Does the Iowa Constitution Provide "Roe v. Wade-like Protections?"

Oct 27, 2017

This week, the Iowa Supreme Court decided that enforcement of a new Iowa law requiring a three-day waiting period for an abortion will remain on hold.

On this edition of River to River, host Ben Kieffer talks with law professor Todd Pettys, H. Blair & Joan V. White Chair in Civil Litigation at the University of Iowa, about what the court is considering.

He says that one of the issues before the Iowa Supreme Court is the question of whether the Iowa Constitution provides more protection for women than the U.S. Constitution.

“Under Roe v. Wade, the 72-hour waiting period would plainly be unconstitutional because under Roe v. Wade as it was originally decided, the state couldn’t put any obstacles or any burdens on the woman in the early months of a pregnancy. That changed in Planned Parenthood v. Casey, another famous federal Supreme Court ruling on abortion, and that’s where we got the undue burden standard,” says Pettys.

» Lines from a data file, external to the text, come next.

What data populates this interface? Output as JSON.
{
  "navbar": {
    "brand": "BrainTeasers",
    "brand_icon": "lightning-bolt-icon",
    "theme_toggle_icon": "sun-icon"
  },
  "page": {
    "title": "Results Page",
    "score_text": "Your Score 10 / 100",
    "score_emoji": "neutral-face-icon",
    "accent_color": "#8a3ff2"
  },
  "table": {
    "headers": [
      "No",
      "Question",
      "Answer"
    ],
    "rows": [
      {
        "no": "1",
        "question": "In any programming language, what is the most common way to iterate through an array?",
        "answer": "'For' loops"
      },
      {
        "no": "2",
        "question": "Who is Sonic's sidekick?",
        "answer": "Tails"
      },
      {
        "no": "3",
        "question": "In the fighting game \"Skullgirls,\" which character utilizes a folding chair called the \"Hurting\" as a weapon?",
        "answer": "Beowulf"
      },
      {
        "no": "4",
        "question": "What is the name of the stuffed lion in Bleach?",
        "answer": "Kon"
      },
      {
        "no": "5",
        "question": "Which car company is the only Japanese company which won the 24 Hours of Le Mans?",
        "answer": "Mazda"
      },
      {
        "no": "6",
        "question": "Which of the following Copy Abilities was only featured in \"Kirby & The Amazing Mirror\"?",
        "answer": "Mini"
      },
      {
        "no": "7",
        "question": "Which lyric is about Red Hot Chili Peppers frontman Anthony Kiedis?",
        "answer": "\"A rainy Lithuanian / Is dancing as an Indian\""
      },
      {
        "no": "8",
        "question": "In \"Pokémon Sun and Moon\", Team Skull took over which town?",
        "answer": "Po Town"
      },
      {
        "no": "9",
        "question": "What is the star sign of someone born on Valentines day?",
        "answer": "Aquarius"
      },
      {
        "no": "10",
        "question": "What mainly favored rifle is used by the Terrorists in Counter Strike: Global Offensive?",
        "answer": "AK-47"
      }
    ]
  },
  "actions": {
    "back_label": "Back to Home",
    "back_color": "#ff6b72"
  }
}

He says that knowing this leads to the question: “Does the Iowa Constitution give Roe v. Wade-like protections […] or does the Iowa Constitution provide something less?”

Also included in today's show:

IPR statehouse correspondent Joyce Russell talks about this week's recertification vote; Des Moines Register health reporter Tony Leys discusses the impact of the ACA stopgap measure withdrawal; Muscatine Journal reporter Sarah Ritter talks about her coverage of the district court ruling on the impeachment of Muscatine's mayor; University of Iowa Hospitals and Clinics ophthalmologist Dr. Michael Abràmoff talks about speaking in Washington D.C. this week; and Sioux City Journal columnist Tim Gallagher discusses a scary, yet heartwarming story from the town of Spencer.